The adult leaf lily beetle is bright red in colour with black legs, head and long, black, segmented antennae. The thorax is pinched on the sides. The abdomen is squarish where it meets the thorax, and then elongates to a curved tail end. The hard, wing coverings have many tiny indentations and slightly lighter longitudinal lines. The larvae are plump with black heads and bodies that range in colour from orange to brown or green and have a somewhat sluglike appearance. The larvae also have the habit of piling their faeces on their backs, giving them a dirty appearance.

Life Cycle

Adult lily leaf beetles become active in early spring, when lily plants begin emerging, and they start feeding immediately. During this time, the beetles eat voraciously and seek mates. Female leaf lily beetles lay irregularly shaped eggs on lily plants in late spring, which hatch in four to eight days. During the two to three weeks after they hatch, the larvae feed, and then drop to the ground and pupate for two to three more weeks until they emerge as adults and begin the life cycle again.

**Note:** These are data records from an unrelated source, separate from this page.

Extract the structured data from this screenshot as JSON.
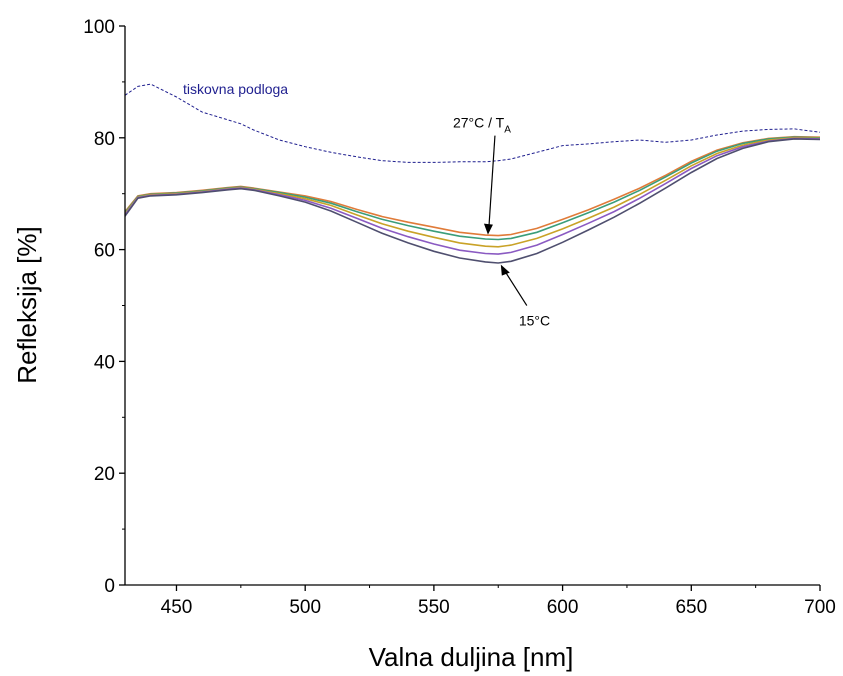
{
  "chart_data": {
    "type": "line",
    "xlabel": "Valna duljina [nm]",
    "ylabel": "Refleksija [%]",
    "xlim": [
      430,
      700
    ],
    "ylim": [
      0,
      100
    ],
    "x_ticks": [
      450,
      500,
      550,
      600,
      650,
      700
    ],
    "y_ticks": [
      0,
      20,
      40,
      60,
      80,
      100
    ],
    "grid": false,
    "x": [
      430,
      435,
      440,
      450,
      460,
      470,
      475,
      480,
      490,
      500,
      510,
      520,
      530,
      540,
      550,
      560,
      570,
      575,
      580,
      590,
      600,
      610,
      620,
      630,
      640,
      650,
      660,
      670,
      680,
      690,
      700
    ],
    "series": [
      {
        "name": "tiskovna podloga",
        "color": "#1f1f8f",
        "style": "dashed",
        "values": [
          87.6,
          89.2,
          89.6,
          87.3,
          84.6,
          83.2,
          82.5,
          81.4,
          79.6,
          78.4,
          77.4,
          76.6,
          75.9,
          75.6,
          75.6,
          75.7,
          75.7,
          75.9,
          76.2,
          77.4,
          78.6,
          78.9,
          79.3,
          79.6,
          79.2,
          79.6,
          80.5,
          81.2,
          81.5,
          81.6,
          81.0
        ]
      },
      {
        "name": "",
        "color": "#e07b39",
        "values": [
          66.8,
          69.6,
          70.0,
          70.2,
          70.6,
          71.1,
          71.3,
          71.0,
          70.3,
          69.6,
          68.6,
          67.2,
          65.9,
          64.9,
          64.0,
          63.1,
          62.6,
          62.5,
          62.7,
          63.8,
          65.4,
          67.1,
          69.0,
          71.0,
          73.3,
          75.8,
          77.8,
          79.1,
          79.9,
          80.2,
          80.1
        ]
      },
      {
        "name": "",
        "color": "#3a9d7a",
        "values": [
          66.6,
          69.5,
          69.9,
          70.1,
          70.5,
          71.0,
          71.2,
          70.9,
          70.2,
          69.4,
          68.3,
          66.8,
          65.4,
          64.3,
          63.3,
          62.4,
          61.9,
          61.8,
          62.0,
          63.1,
          64.8,
          66.6,
          68.5,
          70.6,
          73.0,
          75.5,
          77.6,
          79.0,
          79.8,
          80.1,
          80.0
        ]
      },
      {
        "name": "",
        "color": "#c9a227",
        "values": [
          66.4,
          69.4,
          69.8,
          70.0,
          70.4,
          70.9,
          71.1,
          70.8,
          70.0,
          69.1,
          67.9,
          66.2,
          64.6,
          63.3,
          62.2,
          61.2,
          60.6,
          60.5,
          60.8,
          62.0,
          63.7,
          65.6,
          67.6,
          69.9,
          72.4,
          75.0,
          77.2,
          78.7,
          79.6,
          80.0,
          79.9
        ]
      },
      {
        "name": "",
        "color": "#8a5ac2",
        "values": [
          66.2,
          69.3,
          69.7,
          69.9,
          70.3,
          70.8,
          71.0,
          70.7,
          69.8,
          68.8,
          67.4,
          65.6,
          63.8,
          62.3,
          61.0,
          59.9,
          59.3,
          59.2,
          59.5,
          60.8,
          62.7,
          64.7,
          66.8,
          69.2,
          71.8,
          74.5,
          76.8,
          78.4,
          79.4,
          79.9,
          79.8
        ]
      },
      {
        "name": "",
        "color": "#4f4f6f",
        "values": [
          66.0,
          69.2,
          69.6,
          69.8,
          70.2,
          70.7,
          70.9,
          70.6,
          69.6,
          68.5,
          66.9,
          64.9,
          62.9,
          61.2,
          59.7,
          58.5,
          57.8,
          57.6,
          57.9,
          59.3,
          61.3,
          63.5,
          65.8,
          68.3,
          71.0,
          73.8,
          76.3,
          78.1,
          79.3,
          79.8,
          79.7
        ]
      }
    ],
    "annotations": [
      {
        "text": "27°C / T",
        "subscript": "A",
        "x": 571,
        "y": 62.5
      },
      {
        "text": "15°C",
        "x": 576,
        "y": 57.5
      }
    ]
  }
}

For a small infestation, handpick adults, larvae and eggs from plants. Use pesticide for more significant infestations. When the eggs first hatch, an application of a botanical insecticide, such as Neem, kills young larvae. Adults are resistant and may require stronger treatment, such as the chemical pesticide imidacloprid, or spinosad, a microbial insecticide. The University of Rhode Island is currently testing other methods of controlling this devastating insect. Among the potential solutions is the release of other insects that parasitise the larvae of leaf lily beetles.